OT performs an archaeology of the human sciences as disciplines. It is most controversial in its treatment of psychoanalysis, which becomes not a major break in the history of science but a discursive formation which is continuous with that history even as it pretends to break with it. AOK is Foucault's first methodological text, describing the archaeological project as a situated practice of historical research. "The cry goes up that one is murdering history whenever, in a historical analysis -- and especially if it is concerned with thought, ideas, or knowledge -- one is seen to be using in too obvious a way the categories of discontinuity and difference, the notions of threshold, rupture and transformation, the description of series and limits. One will be denounced for attacking the inalienable rights of history and the very foundations of any possible historicity. But one must not be deceived: what is being bewailed with such vehemence is not the disappearance of history, but the eclipse of that form of history which was secretly, but entirely, related to the synthetic activity of the subject; what is being bewailed is the 'development' (devenir) that was to provide the sovereignty of the consciousness with a safer, less exposed shelter than myths, kinship systems, languages, sexuality, or desire..." (14).
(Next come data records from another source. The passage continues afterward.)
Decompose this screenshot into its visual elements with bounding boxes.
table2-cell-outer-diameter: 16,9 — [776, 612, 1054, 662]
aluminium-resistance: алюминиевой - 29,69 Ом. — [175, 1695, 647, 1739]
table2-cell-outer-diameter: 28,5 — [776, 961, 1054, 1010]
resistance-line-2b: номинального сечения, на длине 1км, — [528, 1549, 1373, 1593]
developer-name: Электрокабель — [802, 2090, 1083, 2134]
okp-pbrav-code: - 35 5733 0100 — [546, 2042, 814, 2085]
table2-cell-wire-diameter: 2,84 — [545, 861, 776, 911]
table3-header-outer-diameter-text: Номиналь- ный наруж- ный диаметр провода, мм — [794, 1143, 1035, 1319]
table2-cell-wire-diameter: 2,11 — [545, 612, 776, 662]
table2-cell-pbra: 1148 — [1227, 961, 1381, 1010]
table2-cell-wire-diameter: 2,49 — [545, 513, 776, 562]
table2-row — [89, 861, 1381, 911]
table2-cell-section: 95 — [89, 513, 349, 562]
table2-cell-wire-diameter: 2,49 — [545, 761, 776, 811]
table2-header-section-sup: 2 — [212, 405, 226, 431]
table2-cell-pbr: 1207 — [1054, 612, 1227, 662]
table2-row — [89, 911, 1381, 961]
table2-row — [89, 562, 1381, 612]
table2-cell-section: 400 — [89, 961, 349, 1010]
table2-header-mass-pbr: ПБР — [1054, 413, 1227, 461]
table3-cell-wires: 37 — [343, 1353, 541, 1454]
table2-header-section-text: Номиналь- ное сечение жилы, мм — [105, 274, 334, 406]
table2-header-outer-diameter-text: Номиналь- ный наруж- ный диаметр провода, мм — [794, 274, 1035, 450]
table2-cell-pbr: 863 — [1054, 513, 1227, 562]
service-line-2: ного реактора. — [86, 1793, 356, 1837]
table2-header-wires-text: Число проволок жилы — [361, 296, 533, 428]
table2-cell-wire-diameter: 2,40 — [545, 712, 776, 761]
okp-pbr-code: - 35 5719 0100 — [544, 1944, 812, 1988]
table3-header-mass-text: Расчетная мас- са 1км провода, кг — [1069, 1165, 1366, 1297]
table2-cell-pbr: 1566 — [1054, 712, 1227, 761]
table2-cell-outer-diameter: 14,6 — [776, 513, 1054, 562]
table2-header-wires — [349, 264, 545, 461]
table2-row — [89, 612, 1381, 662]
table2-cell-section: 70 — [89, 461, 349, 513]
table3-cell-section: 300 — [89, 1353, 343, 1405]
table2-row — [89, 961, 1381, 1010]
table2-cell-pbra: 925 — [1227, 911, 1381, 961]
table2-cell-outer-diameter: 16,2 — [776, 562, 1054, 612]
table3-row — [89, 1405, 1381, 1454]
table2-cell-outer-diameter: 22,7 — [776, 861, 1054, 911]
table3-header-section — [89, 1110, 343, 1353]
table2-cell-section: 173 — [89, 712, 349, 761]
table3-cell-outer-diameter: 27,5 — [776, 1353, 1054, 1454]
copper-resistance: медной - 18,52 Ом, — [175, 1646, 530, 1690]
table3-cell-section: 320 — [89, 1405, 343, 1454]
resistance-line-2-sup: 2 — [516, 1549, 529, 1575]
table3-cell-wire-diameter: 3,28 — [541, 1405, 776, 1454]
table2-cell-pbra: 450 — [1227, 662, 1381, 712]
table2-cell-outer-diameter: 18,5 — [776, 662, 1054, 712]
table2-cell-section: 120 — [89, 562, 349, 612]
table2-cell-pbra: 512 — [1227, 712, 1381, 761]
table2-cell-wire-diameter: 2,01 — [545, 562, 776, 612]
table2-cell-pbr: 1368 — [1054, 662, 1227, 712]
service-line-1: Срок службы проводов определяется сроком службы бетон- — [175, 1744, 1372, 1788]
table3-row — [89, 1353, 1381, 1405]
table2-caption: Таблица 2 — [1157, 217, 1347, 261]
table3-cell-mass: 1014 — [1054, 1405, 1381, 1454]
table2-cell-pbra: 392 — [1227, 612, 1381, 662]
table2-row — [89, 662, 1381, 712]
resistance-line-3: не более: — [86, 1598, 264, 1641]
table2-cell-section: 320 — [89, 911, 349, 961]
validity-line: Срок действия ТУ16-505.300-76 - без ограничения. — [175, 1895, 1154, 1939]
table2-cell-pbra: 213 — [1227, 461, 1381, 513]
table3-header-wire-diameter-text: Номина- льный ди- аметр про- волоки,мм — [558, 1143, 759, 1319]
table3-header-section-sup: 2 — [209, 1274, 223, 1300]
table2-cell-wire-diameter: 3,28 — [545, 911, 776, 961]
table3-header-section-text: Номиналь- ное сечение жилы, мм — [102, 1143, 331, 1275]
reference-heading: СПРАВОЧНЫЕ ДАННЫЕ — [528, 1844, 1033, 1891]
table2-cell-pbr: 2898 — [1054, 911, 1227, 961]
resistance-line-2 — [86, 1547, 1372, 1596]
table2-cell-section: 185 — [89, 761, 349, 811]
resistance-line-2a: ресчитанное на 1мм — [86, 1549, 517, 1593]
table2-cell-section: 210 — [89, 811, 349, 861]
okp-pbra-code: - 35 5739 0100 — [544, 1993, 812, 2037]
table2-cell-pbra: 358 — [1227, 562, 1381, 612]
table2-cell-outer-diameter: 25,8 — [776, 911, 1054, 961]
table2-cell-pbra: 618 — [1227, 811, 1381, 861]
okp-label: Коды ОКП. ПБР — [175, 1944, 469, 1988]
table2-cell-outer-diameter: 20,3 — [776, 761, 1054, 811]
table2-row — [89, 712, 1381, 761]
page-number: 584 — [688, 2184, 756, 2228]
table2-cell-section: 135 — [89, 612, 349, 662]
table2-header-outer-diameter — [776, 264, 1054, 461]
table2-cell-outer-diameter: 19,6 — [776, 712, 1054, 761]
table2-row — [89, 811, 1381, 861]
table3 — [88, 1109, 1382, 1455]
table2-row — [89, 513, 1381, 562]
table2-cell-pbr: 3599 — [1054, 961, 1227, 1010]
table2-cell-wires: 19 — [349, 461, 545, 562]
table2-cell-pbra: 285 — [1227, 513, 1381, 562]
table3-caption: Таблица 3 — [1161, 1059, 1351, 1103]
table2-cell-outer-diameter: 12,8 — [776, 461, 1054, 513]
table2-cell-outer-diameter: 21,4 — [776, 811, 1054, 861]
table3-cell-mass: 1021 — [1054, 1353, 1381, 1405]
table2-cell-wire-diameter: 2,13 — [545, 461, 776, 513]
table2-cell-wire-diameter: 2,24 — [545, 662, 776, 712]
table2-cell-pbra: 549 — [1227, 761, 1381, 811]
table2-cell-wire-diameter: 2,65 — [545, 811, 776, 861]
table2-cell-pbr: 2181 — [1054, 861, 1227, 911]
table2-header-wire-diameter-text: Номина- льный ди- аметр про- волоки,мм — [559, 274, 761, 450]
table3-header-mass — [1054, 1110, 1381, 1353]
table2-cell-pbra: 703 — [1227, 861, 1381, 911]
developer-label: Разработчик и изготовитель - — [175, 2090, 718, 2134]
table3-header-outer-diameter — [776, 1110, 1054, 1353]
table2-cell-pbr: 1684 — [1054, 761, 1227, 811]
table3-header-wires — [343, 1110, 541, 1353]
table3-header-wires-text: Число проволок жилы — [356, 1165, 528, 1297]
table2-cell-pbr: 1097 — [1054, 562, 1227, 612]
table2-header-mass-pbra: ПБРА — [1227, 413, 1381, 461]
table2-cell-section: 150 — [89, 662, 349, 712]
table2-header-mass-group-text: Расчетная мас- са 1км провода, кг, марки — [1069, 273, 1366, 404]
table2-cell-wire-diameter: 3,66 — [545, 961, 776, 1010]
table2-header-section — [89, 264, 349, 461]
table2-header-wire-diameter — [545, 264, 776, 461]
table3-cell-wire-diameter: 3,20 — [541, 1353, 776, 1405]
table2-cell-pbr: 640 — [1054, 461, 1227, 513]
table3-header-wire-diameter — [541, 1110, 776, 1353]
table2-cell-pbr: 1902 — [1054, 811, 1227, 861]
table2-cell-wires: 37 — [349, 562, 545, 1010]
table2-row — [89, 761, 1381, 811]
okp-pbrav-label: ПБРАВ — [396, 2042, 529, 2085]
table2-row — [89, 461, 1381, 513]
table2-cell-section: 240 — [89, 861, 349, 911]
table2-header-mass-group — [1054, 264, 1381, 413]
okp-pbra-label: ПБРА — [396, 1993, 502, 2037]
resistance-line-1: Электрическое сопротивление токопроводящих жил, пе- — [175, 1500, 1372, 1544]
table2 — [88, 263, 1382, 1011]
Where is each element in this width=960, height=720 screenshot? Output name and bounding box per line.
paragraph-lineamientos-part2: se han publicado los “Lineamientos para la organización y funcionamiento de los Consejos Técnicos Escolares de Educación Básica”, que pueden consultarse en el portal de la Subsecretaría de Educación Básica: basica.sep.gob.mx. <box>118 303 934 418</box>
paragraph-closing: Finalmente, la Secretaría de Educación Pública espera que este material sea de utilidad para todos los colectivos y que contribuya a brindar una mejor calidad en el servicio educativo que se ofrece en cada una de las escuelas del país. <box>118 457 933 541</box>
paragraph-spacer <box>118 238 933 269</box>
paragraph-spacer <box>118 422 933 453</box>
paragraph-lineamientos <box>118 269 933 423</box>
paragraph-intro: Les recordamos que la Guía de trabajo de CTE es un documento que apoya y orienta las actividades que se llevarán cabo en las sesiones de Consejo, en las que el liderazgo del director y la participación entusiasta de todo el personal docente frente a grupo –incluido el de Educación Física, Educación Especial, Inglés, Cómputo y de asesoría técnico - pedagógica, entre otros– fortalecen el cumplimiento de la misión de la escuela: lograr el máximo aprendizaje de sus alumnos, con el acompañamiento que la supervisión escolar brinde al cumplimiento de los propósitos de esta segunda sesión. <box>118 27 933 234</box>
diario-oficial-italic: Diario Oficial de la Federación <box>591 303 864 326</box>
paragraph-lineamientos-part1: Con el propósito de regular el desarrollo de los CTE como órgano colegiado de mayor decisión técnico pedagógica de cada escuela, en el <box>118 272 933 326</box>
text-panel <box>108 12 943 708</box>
(3) Literature and Philosophy

While these pieces aren't archaeologies per se, I include them here because they occur during what is known as Foucault's archaeological period. They are significant not so much in terms of the archaeological project as a depth hermeneutic, but rather in terms of foreshadowing Foucault's turn to genealogy and, more significantly, his attempts to theorize resistance to power. It is also significant to see in this work the outlines of Foucault's perspective towards madness, cruelty, and power as an interest in these conditions not as morally charged behaviors but as limit experiences. Bataille and Blanchot both attempted to approach philosophy and literature through its limits -- through those experiences and moments which could not be accounted for. Foucault's interest in transgression as a foundational moment for that which is transgressed could be said to underlie his notion of resistance as "the odd term in power relations," (see HOS below). Foucault's theory of subjectivity is also quite clearly influenced by his readings of these writers.